Mercredi 26 février 2014 (HealthDay Nouvelles) - La stigmatisation souvent associée à la maladie mentale empêche de nombreuses personnes d'obtenir les soins dont ils ont besoin, une nouvelle étude montre.

Bien que une personne sur quatre a une certaine forme de trouble de santé mentale, l'étude a révélé que, dans l'Europe et les États-Unis, jusqu'à 75 pour cent des personnes touchées ne reçoivent pas le traitement dont ils ont besoin. Si laissé non traité certains problèmes de santé mentale - comme la psychose, la dépression, le trouble bipolaire et le trouble d'anxiété - pourraient se aggraver, les chercheurs ont mis en garde.

«Nous avons maintenant des preuves claires que la stigmatisation a un effet toxique en empêchant les personnes cherchant de l'aide pour des problèmes de santé mentale», le Dr Graham Thornicroft, principal auteur de l'étude à l'Institut de psychiatrie du King College de Londres, a déclaré dans un collège communiqué de nouvelles. "La réticence profonde d'être un patient de santé mentale» signifie que les gens mettront hors de voir un médecin pendant des mois, des années, voire pas du tout, ce qui retarde à son tour leur rétablissement. "

Pour l'étude, publiée le 25 février dans Psychological Medicine, les chercheurs ont recueilli des informations à partir de 144 études impliquant 90 000 personnes dans le monde.

La stigmatisation classé au quatrième rang des 10 obstacles aux soins. Mis à part les stigmates de l'utilisation des services de santé mentale ou qui sont traités pour la maladie mentale, les participants ont également signalé des sentiments de honte et d'embarras comme raisons de ne pas demander des soins.

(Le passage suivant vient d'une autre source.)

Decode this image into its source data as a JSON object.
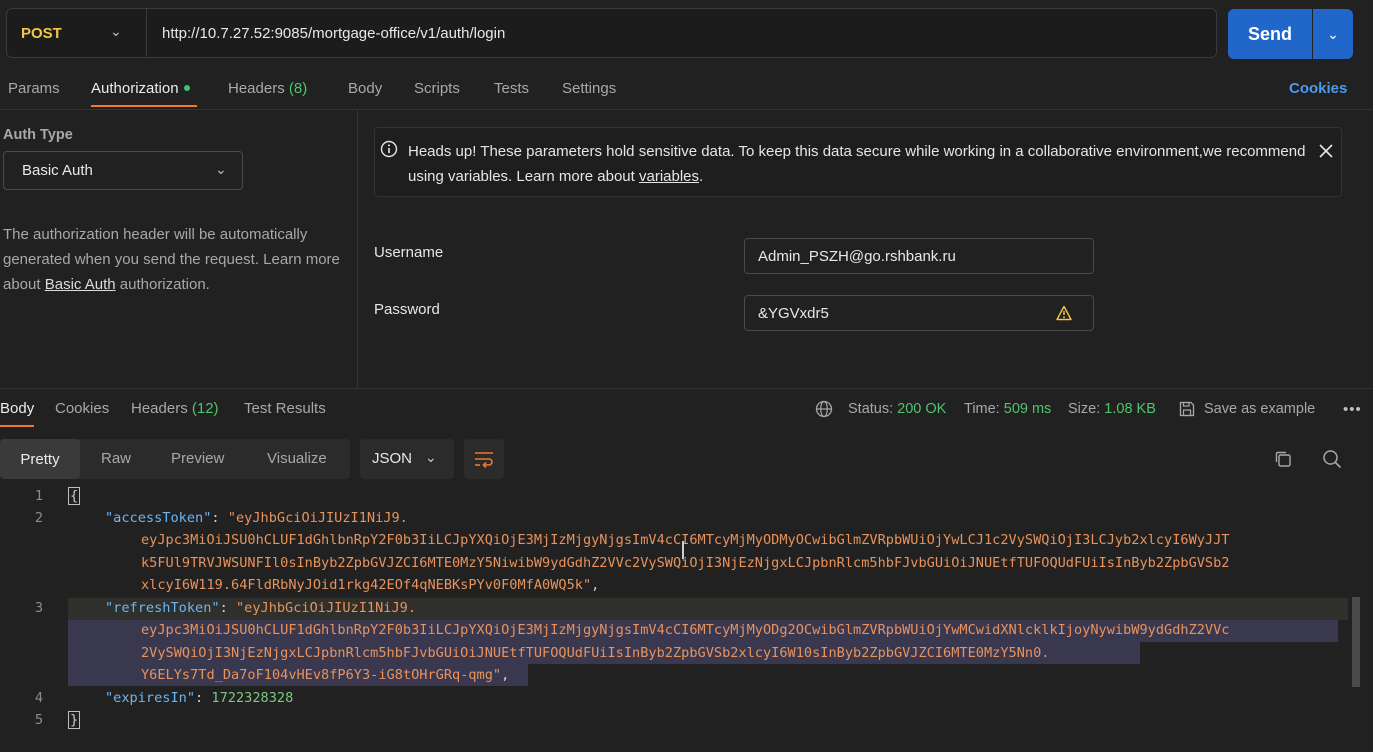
{
  "request": {
    "method": "POST",
    "url": "http://10.7.27.52:9085/mortgage-office/v1/auth/login",
    "send_label": "Send"
  },
  "tabs": {
    "params": "Params",
    "authorization": "Authorization",
    "headers": "Headers",
    "headers_count": "(8)",
    "body": "Body",
    "scripts": "Scripts",
    "tests": "Tests",
    "settings": "Settings",
    "cookies": "Cookies"
  },
  "auth": {
    "type_label": "Auth Type",
    "type_value": "Basic Auth",
    "desc_part1": "The authorization header will be automatically generated when you send the request. Learn more about ",
    "desc_link": "Basic Auth",
    "desc_part2": " authorization.",
    "banner_text": "Heads up! These parameters hold sensitive data. To keep this data secure while working in a collaborative environment,we recommend using variables. Learn more about ",
    "banner_link": "variables",
    "banner_end": ".",
    "username_label": "Username",
    "username_value": "Admin_PSZH@go.rshbank.ru",
    "password_label": "Password",
    "password_value": "&YGVxdr5"
  },
  "response": {
    "tabs": {
      "body": "Body",
      "cookies": "Cookies",
      "headers": "Headers",
      "headers_count": "(12)",
      "test_results": "Test Results"
    },
    "status_label": "Status:",
    "status_value": "200 OK",
    "time_label": "Time:",
    "time_value": "509 ms",
    "size_label": "Size:",
    "size_value": "1.08 KB",
    "save_example": "Save as example",
    "views": [
      "Pretty",
      "Raw",
      "Preview",
      "Visualize"
    ],
    "format": "JSON",
    "line_numbers": [
      "1",
      "2",
      "3",
      "4",
      "5"
    ],
    "code": {
      "open": "{",
      "close": "}",
      "access_key": "\"accessToken\"",
      "access_l1": "\"eyJhbGciOiJIUzI1NiJ9.",
      "access_l2": "eyJpc3MiOiJSU0hCLUF1dGhlbnRpY2F0b3IiLCJpYXQiOjE3MjIzMjgyNjgsImV4cCI6MTcyMjMyODMyOCwibGlmZVRpbWUiOjYwLCJ1c2VySWQiOjI3LCJyb2xlcyI6WyJJT",
      "access_l3": "k5FUl9TRVJWSUNFIl0sInByb2ZpbGVJZCI6MTE0MzY5NiwibW9ydGdhZ2VVc2VySWQiOjI3NjEzNjgxLCJpbnRlcm5hbFJvbGUiOiJNUEtfTUFOQUdFUiIsInByb2ZpbGVSb2",
      "access_l4": "xlcyI6W119.64FldRbNyJOid1rkg42EOf4qNEBKsPYv0F0MfA0WQ5k\"",
      "refresh_key": "\"refreshToken\"",
      "refresh_l1": "\"eyJhbGciOiJIUzI1NiJ9.",
      "refresh_l2": "eyJpc3MiOiJSU0hCLUF1dGhlbnRpY2F0b3IiLCJpYXQiOjE3MjIzMjgyNjgsImV4cCI6MTcyMjMyODg2OCwibGlmZVRpbWUiOjYwMCwidXNlcklkIjoyNywibW9ydGdhZ2VVc",
      "refresh_l3": "2VySWQiOjI3NjEzNjgxLCJpbnRlcm5hbFJvbGUiOiJNUEtfTUFOQUdFUiIsInByb2ZpbGVSb2xlcyI6W10sInByb2ZpbGVJZCI6MTE0MzY5Nn0.",
      "refresh_l4": "Y6ELYs7Td_Da7oF104vHEv8fP6Y3-iG8tOHrGRq-qmg",
      "refresh_end": "\"",
      "expires_key": "\"expiresIn\"",
      "expires_value": "1722328328",
      "colon": ": ",
      "comma": ","
    }
  },
  "colors": {
    "accent": "#f07a2a",
    "send": "#2067c9",
    "link": "#4a9af0",
    "success": "#4fc46b",
    "method": "#f5c543"
  }
}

D'autres avaient peur de laisser quiconque savent qu'ils ont un problème de santé mentale ou étaient préoccupés par la confidentialité.

Certaines personnes atteintes de maladie mentale soit sentaient qu'ils pouvaient gérer leur problème de leur propre chef ou croyaient qu'ils ne ont pas réellement besoin d'aide, l'étude a également constaté.

Parmi les plus touchées par la stigmatisation associée à la maladie mentale étaient des jeunes, ceux issus de groupes ethniques minoritaires, les membres des soins de santé militaires et des professionnels.

«Notre étude démontre clairement que la stigmatisation de la santé mentale joue un rôle important dans la prévention de personnes d'accéder à un traitement», le Dr Sarah Clément, auteur principal de l'étude, également avec l'Institut de psychiatrie, a déclaré dans le communiqué de nouvelles.

"Nous avons constaté que la crainte de la divulgation d'un état de santé mentale était un obstacle particulièrement commune», a déclaré Clément. «Soutenir les gens à parler de leurs problèmes de santé mentale, par exemple à travers des campagnes anti-stigmatisation, peut signifier qu'ils sont plus susceptibles de demander de l'aide."

Plus d'informations

Visitez le National Institute of Mental Health des États-Unis pour connaître les aide pour les maladies mentales.